Chapter 42

Lashkar Gah

Baz stared at the two men across the kitchen table. Ginger’s complexion was pallid – the situation with Bakker and Mac was taking a heavy toll on him. Logan looked healthier – possibly just because he tanned more easily. Baz could hear the chair legs rattling as one of his knees jigged up and down. His nerves were showing too. As for herself, she hardly dared face the mirror. There had been dark rings under her eyes last time she looked, and nothing had happened to make them any less pronounced.

They were supposed to be talking about what to do next, but the discussion had fallen silent. No one had any great ideas to share. Or even half-baked ones. Lunch plates in front of them on the table were hardly touched – no one had an appetite.

‘I need a smoke,’ said Logan, standing up and going outside onto the compound’s parched brown lawn. The smell of hashish drifted in through the open door.

‘How did your outing with Nagpal go?’ said Ginger.

Baz shook her head. ‘It’s depressing, really,’ she said. ‘The way people will treat others, just because they subscribe to a different religion or come from a different tribe.’

‘Of course,’ said Ginger. ‘But it’s not about that. It’s about scarce resources, and no one wants to share.’

‘Maybe.’ Baz didn’t think it was that simple, but he had a point. ‘We saw the guy that knocked Nagpal off his scooter. He was following us when we went to the cremation ground.’

‘Seriously? Hope you went after the fucker.’

‘We tailed him. Tirich wanted to knock him off his bike.’

This raised the glimmer of a smile from Ginger. ‘But you told him no.’

‘Of course,’ said Baz. ‘But, thing is, he went into a compound that apparently belongs to Akhtar Jamali. Nagpal said that the man had applied for a job here and got knocked back, and that Jamali wanted to get someone into Well Diggers to buy influence.’

Ginger looked surprised, then frowned. ‘Rumour has it that Jamali has a finger in nearly every pie, at least south of Garmser, in the places where Khaliq’s influence has never reached.’

‘What are you saying?’

Ginger shrugged. ‘Speculating… Perhaps Jamali has something to do with Bakker’s disappearance.’

‘But could Bakker have run off after arguing with Vinke? He might be out of the country by now.’

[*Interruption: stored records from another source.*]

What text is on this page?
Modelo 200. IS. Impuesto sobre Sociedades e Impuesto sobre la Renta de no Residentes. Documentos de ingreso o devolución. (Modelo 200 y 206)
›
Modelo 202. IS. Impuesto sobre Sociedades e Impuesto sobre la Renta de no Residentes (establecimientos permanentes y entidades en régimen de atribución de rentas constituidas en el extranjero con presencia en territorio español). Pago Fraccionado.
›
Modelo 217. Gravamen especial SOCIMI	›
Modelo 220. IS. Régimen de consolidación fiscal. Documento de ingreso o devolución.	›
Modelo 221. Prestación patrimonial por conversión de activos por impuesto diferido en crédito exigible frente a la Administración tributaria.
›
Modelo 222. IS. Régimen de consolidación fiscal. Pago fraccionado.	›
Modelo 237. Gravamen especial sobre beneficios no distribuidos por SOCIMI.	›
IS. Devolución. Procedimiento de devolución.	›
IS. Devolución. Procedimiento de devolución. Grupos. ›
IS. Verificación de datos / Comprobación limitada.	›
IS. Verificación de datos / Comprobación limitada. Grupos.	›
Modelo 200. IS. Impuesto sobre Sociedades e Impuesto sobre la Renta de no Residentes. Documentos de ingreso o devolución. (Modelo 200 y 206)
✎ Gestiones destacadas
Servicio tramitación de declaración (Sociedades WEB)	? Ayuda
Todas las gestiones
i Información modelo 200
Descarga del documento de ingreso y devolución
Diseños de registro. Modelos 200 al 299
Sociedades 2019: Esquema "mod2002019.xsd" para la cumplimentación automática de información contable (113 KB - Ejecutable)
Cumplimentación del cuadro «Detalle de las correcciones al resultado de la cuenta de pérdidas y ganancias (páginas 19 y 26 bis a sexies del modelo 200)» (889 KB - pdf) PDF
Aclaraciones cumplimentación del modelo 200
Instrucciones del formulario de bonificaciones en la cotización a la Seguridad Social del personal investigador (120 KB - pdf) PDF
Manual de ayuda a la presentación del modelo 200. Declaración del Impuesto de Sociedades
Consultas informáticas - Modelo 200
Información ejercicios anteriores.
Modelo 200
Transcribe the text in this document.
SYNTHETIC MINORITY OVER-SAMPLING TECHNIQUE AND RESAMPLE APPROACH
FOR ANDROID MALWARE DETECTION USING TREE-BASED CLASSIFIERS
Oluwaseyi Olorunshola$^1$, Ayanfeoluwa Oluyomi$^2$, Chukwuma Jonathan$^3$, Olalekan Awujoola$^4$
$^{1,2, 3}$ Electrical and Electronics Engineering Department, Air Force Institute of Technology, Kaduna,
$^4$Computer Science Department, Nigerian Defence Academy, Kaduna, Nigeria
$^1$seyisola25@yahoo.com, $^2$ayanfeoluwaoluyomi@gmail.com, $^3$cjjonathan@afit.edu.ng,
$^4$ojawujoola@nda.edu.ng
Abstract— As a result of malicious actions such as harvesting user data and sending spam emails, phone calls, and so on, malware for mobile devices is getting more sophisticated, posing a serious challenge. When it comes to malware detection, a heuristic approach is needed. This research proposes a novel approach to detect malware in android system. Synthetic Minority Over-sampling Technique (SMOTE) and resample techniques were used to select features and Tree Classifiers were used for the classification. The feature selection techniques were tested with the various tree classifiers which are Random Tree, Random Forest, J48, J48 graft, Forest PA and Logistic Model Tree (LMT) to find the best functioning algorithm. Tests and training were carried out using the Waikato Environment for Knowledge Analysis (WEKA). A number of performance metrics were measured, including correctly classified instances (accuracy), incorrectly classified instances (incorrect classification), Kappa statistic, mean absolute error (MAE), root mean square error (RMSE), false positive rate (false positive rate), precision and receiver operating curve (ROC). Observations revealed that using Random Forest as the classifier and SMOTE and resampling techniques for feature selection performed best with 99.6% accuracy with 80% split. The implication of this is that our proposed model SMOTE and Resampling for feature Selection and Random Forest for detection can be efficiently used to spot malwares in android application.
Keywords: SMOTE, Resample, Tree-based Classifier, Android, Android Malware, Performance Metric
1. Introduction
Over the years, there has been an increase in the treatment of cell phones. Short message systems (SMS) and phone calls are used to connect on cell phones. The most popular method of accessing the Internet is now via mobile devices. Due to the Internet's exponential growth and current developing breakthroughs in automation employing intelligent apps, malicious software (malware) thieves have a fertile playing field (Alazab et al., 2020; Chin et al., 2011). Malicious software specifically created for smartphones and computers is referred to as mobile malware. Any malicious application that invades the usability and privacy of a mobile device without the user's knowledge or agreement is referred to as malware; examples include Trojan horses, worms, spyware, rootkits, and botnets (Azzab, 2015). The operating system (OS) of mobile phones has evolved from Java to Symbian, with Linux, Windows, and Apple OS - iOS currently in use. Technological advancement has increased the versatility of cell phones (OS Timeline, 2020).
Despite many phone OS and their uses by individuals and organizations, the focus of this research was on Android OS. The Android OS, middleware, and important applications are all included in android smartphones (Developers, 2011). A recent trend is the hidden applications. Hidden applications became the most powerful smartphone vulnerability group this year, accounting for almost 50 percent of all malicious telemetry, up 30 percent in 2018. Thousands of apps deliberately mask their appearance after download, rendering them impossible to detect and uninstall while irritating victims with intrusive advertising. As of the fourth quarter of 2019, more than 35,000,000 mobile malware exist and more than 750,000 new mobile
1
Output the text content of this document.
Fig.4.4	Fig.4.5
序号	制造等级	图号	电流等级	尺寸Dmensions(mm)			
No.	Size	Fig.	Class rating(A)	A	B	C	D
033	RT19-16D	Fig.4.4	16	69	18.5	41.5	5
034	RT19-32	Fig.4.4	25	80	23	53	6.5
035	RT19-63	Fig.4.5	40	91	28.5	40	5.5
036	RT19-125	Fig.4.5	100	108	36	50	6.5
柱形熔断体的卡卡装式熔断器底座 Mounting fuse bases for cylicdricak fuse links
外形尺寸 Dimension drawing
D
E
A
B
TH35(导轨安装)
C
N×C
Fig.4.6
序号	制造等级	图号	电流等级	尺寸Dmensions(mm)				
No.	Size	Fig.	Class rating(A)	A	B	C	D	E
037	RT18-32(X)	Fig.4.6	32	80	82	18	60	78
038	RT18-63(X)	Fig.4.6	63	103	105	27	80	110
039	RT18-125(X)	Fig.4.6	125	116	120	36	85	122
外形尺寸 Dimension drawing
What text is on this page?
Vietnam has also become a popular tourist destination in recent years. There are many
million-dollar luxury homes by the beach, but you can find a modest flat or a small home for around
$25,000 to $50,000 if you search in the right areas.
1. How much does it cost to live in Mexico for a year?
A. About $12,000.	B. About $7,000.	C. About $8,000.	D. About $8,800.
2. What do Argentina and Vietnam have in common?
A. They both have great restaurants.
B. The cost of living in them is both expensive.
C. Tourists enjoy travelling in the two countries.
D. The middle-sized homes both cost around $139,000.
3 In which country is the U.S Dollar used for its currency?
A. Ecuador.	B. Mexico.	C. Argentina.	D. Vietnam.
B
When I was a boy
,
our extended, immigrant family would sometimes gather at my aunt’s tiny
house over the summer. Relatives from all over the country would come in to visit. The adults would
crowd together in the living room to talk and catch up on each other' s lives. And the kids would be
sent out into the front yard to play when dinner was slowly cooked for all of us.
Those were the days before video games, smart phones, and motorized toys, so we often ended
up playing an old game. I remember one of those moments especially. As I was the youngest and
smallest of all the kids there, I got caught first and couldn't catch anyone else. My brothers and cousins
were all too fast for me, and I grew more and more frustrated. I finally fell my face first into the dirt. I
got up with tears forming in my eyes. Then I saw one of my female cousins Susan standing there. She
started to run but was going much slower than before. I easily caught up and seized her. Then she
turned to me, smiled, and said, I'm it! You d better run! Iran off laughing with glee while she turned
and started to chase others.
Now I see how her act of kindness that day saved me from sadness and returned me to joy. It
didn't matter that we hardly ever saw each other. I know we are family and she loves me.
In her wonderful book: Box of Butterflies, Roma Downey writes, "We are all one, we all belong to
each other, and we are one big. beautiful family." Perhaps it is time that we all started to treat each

‘Not without his passport, and that was still in his bedroom.’

‘Only there hasn’t been a ransom demand for Bakker, and there’s been one for Mac. What if he’s hiding out somewhere? Maybe staying with a friend – in Kabul perhaps?’

‘Then we’d be wasting our energy trying to find him, and it would be a matter for the police.’

‘I could give Jananga a call and ask him to put out feelers.’ Major Jananga was the Kabul policeman she, Mac and Ginger had worked with after the murder of a British Army officer in Kabul’s infamous tank graveyard the previous winter.

Ginger shrugged. ‘Might be worth a try, but isn’t he away on some course at the moment?’ he said without conviction. ‘Anyway, it still doesn’t stack up. If Bakker was fleeing after committing a crime, he would have taken his passport. And he left medication in his bedside table, and money, other personal belongings. And the sneaker – don’t forget about that.’

Baz sighed. ‘Nothing seems to add up or make sense.’

She dialled Jananga’s number in Kabul, but his deputy answered and told her the major was away in the Panjshir Valley, visiting his sick mother. She put down her phone and rubbed her face with both hands, feeling freshly despondent. They seemed to be getting nowhere, chasing one dead end after another. Bakker had vanished in a puff of smoke, and Mac… Her heart clenched. She’d watched the ransom video a hundred times, as had Ginger and Logan. Surely the grainy image of Mac couldn’t be her last sighting of him.

‘There must be something we can do, Ginger,’ she said. ‘We can’t just sit around here and let Mac die.’ She stood up and slammed her fists on the table, kicking her chair over behind her. She was too angry to cry but she needed some way of venting her emotions.

Logan appeared in the doorway from the garden.

‘Sure,’ he said, his voice thick with chars, ‘there is something we can do. Get Tirich and Nagpal over here. We’ll go Jamali-baiting.’